The Curve of Dental Arch in Normal Occlusion
[1]
Abu-Hussein Muhamad, University of Naples Federic II, Naples, Italy, Department of Pediatric Dentistry, University of Athens, Athens, Greece.
[2]
Watted Nezar, Department of Orthodontics, Arab American University, Jenin, Palestine.
[3]
Abdulgani Azzaldeen, Department of Conservative Dentistry, Al-Quds University, Jerusalem, Palestine.

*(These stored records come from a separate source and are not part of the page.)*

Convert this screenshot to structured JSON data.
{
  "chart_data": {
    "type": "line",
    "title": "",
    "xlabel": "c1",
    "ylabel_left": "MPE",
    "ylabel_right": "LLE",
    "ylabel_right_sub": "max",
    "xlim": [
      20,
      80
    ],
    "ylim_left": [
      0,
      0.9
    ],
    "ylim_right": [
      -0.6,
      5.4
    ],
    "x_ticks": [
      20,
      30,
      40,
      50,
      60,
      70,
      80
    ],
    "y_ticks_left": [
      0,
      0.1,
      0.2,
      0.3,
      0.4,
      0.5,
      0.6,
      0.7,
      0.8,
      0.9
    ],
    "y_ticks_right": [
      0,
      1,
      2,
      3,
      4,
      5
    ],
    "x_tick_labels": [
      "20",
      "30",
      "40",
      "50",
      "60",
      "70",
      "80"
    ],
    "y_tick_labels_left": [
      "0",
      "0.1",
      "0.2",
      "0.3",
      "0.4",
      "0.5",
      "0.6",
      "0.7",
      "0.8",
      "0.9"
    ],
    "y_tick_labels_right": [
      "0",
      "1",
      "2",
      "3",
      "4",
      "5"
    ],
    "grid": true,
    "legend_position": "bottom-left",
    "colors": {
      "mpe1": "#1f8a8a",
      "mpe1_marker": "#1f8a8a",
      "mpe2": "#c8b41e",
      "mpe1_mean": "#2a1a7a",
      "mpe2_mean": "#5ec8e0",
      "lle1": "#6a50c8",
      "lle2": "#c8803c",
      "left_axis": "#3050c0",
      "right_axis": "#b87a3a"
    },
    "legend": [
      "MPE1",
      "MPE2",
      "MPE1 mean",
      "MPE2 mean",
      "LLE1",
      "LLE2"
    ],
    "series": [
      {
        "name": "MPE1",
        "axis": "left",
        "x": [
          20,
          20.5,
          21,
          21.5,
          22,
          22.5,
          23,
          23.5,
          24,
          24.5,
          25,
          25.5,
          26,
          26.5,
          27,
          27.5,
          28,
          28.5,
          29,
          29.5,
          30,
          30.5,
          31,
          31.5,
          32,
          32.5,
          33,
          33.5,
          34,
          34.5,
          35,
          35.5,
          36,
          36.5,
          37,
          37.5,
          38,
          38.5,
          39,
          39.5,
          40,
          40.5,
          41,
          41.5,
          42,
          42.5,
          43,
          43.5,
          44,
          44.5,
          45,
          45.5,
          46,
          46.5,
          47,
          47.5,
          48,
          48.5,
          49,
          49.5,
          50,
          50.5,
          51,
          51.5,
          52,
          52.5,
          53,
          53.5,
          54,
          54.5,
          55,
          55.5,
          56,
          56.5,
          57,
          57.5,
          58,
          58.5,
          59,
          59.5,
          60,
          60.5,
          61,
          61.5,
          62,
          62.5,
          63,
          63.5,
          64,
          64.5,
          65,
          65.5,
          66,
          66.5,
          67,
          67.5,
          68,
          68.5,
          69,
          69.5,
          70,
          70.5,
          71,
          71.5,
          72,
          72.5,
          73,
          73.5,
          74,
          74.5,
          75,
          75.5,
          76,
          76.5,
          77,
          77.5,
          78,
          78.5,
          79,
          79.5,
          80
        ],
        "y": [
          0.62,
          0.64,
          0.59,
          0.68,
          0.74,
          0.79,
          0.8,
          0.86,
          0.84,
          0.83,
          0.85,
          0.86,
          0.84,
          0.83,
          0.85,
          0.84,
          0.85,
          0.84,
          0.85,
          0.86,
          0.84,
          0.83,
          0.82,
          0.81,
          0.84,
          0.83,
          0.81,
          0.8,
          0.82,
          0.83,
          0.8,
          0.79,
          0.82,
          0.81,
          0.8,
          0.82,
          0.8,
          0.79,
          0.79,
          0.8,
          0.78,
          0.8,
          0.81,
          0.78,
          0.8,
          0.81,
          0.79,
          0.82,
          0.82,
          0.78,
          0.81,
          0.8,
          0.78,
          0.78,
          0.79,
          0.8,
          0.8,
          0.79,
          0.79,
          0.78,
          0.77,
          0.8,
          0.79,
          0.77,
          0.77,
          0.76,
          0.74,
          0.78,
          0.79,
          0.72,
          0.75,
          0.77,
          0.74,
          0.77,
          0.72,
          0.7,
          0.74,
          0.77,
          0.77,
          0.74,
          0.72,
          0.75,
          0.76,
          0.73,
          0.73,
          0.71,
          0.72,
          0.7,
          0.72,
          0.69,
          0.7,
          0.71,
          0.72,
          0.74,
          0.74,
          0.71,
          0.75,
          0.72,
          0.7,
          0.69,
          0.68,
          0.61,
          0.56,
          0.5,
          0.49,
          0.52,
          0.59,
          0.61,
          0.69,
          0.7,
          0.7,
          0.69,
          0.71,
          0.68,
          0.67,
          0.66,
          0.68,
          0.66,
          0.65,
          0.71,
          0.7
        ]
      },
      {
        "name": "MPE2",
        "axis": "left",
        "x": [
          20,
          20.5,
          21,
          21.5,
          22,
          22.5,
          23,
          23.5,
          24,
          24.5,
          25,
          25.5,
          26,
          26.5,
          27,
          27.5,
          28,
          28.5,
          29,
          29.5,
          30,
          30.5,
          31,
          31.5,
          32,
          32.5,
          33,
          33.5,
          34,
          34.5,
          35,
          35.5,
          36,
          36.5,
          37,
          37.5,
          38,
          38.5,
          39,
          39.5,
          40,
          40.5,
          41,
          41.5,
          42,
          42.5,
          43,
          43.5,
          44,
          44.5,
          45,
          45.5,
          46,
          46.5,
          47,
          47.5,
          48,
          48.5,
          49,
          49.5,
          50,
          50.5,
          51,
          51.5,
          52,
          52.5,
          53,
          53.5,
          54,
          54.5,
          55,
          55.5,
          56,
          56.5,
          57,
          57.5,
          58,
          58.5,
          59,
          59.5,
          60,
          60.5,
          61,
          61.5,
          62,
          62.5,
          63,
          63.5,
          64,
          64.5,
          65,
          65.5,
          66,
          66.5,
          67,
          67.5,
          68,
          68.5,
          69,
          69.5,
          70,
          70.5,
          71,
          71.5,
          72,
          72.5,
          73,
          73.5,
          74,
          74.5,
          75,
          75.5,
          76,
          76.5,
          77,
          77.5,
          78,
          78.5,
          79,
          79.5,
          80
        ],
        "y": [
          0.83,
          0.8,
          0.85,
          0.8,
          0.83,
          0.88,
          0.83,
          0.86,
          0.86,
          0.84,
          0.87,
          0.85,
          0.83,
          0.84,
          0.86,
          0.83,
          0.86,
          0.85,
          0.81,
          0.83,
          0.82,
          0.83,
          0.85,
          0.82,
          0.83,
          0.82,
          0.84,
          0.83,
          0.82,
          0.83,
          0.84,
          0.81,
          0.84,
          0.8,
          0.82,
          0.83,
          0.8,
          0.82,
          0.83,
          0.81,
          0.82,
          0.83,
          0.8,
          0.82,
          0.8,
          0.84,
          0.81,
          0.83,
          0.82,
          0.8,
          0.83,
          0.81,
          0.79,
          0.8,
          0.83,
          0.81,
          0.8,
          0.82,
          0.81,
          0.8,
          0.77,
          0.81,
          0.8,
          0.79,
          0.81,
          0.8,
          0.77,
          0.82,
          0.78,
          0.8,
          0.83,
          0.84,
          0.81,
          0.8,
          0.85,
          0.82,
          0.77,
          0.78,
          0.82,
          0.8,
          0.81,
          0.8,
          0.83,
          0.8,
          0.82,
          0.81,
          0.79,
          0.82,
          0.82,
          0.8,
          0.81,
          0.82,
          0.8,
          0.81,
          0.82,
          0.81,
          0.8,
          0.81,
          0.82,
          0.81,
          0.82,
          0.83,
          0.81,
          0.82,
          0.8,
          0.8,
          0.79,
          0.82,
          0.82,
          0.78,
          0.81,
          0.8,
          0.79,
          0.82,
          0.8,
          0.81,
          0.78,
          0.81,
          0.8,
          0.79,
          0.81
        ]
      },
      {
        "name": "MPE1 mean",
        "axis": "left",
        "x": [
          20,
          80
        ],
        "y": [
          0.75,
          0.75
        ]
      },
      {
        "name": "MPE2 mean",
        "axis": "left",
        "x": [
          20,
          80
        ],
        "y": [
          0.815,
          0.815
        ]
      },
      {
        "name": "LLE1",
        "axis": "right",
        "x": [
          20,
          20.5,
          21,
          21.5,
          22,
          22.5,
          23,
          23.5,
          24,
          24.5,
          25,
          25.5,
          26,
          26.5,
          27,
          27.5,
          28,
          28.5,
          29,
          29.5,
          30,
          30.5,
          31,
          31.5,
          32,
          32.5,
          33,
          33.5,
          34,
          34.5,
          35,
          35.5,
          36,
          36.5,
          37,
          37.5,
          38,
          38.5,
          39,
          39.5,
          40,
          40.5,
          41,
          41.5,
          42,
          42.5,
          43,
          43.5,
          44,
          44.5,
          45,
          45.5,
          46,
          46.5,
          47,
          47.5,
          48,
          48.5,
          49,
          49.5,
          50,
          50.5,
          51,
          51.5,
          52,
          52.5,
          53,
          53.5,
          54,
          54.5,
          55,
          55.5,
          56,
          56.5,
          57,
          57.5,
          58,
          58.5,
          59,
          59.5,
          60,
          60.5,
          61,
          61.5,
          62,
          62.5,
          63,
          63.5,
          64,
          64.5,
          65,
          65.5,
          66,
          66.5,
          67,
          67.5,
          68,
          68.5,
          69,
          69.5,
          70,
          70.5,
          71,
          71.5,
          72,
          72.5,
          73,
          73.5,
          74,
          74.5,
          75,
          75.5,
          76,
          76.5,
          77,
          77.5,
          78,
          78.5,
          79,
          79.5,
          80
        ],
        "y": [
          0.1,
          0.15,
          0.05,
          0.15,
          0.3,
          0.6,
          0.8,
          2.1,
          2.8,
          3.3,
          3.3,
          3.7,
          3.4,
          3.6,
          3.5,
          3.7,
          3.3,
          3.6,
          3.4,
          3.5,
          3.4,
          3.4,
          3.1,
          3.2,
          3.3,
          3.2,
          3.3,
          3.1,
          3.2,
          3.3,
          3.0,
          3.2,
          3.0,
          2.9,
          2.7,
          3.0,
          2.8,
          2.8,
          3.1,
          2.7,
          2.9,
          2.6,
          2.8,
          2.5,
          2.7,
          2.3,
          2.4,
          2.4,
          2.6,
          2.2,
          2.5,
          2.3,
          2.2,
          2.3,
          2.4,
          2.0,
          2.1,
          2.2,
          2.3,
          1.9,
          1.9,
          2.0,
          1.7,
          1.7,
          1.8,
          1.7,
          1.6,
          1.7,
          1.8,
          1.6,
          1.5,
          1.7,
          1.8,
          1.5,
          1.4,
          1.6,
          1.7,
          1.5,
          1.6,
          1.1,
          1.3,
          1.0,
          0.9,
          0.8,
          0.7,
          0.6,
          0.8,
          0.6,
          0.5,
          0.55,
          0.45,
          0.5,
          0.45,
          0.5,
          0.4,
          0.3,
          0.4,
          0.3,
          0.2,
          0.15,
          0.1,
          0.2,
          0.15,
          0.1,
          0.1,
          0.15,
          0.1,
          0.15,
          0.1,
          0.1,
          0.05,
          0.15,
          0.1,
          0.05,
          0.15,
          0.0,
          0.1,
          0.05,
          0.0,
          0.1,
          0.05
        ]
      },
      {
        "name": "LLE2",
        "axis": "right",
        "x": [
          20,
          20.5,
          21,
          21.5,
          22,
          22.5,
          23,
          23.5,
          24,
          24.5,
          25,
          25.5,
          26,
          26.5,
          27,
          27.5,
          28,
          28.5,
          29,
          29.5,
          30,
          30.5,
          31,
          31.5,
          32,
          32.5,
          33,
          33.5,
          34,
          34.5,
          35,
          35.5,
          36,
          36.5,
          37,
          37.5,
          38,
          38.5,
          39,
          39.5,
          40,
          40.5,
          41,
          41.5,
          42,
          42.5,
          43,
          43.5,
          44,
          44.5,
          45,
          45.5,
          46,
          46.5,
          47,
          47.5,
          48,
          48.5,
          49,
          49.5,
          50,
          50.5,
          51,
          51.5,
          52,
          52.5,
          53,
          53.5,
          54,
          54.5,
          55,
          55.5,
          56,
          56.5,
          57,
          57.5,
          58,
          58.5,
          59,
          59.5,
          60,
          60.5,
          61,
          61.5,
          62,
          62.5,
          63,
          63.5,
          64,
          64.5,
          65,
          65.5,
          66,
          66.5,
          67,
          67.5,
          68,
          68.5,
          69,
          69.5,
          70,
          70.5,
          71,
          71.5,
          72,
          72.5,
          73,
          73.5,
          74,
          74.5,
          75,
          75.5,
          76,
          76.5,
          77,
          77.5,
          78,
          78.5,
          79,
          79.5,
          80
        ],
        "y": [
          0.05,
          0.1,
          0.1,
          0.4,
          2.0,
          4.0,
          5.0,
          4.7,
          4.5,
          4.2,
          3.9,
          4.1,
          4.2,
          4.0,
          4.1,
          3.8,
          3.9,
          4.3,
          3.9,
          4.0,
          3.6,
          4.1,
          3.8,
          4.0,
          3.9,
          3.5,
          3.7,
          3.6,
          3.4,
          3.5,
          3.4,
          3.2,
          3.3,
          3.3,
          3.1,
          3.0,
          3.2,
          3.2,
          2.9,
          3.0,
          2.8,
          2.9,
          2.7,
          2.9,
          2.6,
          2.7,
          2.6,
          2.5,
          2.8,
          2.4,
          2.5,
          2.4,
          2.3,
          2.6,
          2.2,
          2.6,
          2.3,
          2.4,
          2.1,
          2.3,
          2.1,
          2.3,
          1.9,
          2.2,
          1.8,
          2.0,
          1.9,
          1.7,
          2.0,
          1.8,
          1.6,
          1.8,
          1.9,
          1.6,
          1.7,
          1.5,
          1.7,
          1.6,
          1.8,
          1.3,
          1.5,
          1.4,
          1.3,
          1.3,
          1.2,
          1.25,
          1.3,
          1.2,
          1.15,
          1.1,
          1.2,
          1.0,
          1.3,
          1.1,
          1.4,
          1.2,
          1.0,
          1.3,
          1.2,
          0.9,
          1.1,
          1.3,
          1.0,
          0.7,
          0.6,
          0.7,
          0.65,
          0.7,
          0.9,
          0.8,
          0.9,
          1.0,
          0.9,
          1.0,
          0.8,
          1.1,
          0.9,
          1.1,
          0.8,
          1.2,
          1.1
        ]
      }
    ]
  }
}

The development of human dentition from adolescence to adulthood has been the subject of extensive study by numerous dentists, orthodontists and other experts in the past. While prevention and cure of dental diseases, surgical reconstitution to address teeth anomalies and research studies on teeth and development of the dental arch during the growing up years has been the main concerns across the past decades, in recent years, substantial effort has been evident in the field of mathematical analysis of the dental arch curve, particularly of children from varied age groups and diverse ethnic and national origins. The proper care and development of the primary dentition into permanent dentition is of major importance and the dental arch curvature, whose study has been related intimately by a growing number of dentists and orthodontists to the prospective achievement of ideal occlusion and normal permanent dentition, has eluded a proper definition of form and shape. Many eminent authors have put forth mathematical models to describe the teeth arch curve in humans. Some have imagined it as a parabola, ellipse or conic while others have viewed the same as a cubic spline. Still others have viewed the beta function as best describing the actual shape of the dental arch curve. Both finite mathematical functions as also polynomials ranging from 2nd order to 6th order have been cited as appropriate definitions of the arch in various studies by eminent authors. Each such model had advantages and disadvantages, but none could exactly define the shape of the human dental arch curvature and factor in its features like shape, spacing and symmetry/asymmetry. Recent advances in imaging techniques and computer-aided simulation have added to the attempts to determine dental arch form in children in normal occlusion. This paper presents key analysis models & compares them through some secondary research study.